Hypertension is a serious cardiovascular event which refers to rise in the arterial blood pressure. Perinodopril which has been classified as calcium channel blocker is utilized in the treatment of hypertension. Perinodopril comes under BCS class II drug (low solubility/high permeability) which shows variable absorption pattern due to solubility limitation. Therefore, nanostructured lipid carrier (NLC) of Perinodopril was developed which is suitable for drug with high log P value as it offers the advantage of high drug entrapment and loading capacity to lipophilic drugs. Tween 80 and Poloxamer 188 were reportedly P-gp efflux inhibitors which would be an added feature to the property of Perinodopril -NLC thus enhancing drug availability across intestine. Therefore, the objectives of the present work were to develop an optimized Perinodopril -NLC using Quality by design (QbD) and evaluating it for enhancement in intestinal uptake and solubilisation fate (in physiologically simulating gastro intestinal milieu) of  Perinodopril which would further enhance the oral bioavailability. Physicochemical characterization of the drug by means of UV spectra, DSC and FT-IR concluded that Perinodopril is pure and authentic. Both medium chain triglycerides (MCT) and long chain triglycerides (LCT) were used in the solubility studies of Perinodopril.

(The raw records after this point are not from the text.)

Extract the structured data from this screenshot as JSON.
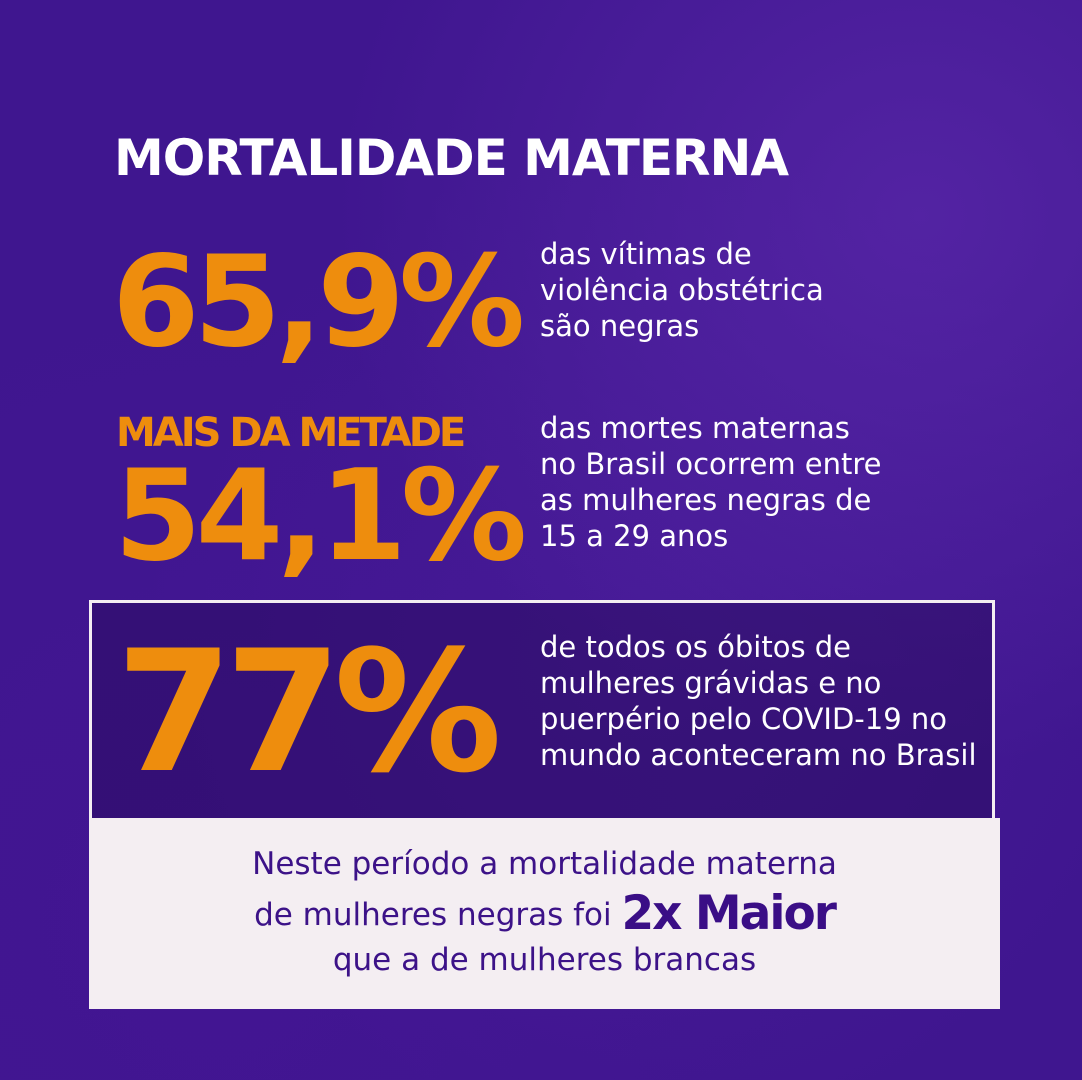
{
  "title": "MORTALIDADE MATERNA",
  "stats": [
    {
      "value": "65,9%",
      "description": [
        "das vítimas de",
        "violência obstétrica",
        "são negras"
      ]
    },
    {
      "prefix": "MAIS DA METADE",
      "value": "54,1%",
      "description": [
        "das mortes maternas",
        "no Brasil ocorrem entre",
        "as mulheres negras de",
        "15 a 29 anos"
      ]
    },
    {
      "value": "77%",
      "description": [
        "de todos os óbitos de",
        "mulheres grávidas e no",
        "puerpério pelo COVID-19 no",
        "mundo aconteceram no Brasil"
      ]
    }
  ],
  "footer": {
    "line1": "Neste período a mortalidade materna",
    "line2_before": "de mulheres negras foi ",
    "line2_emphasis": "2x Maior",
    "line3": "que a de mulheres brancas"
  },
  "colors": {
    "background": "#3f168f",
    "accent": "#ee8d0d",
    "panel": "#f4eef2",
    "panel_text": "#3c1288"
  }
}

The drug exhibited the highest solubility in Capryol 90 (35±3.51 mg/mL). Among solid lipids, solubility of drug in Emulcire 61 was found to be the highest (62.41±4.02 mg/g). The highest solubility of drug in Emulcire 61 could be attributed to its inherent self-emulsifying property. Presence of alcoholic group in Emulcire 61 and in Capryol 90 which acts as hydrogen bond donor and presence of 5 oxygen and 3 nitrogen atom in Perinodopril which acts as hydrogen bond acceptors could form a stable complex which enhances the solubility of drug in these solid and liquid lipids.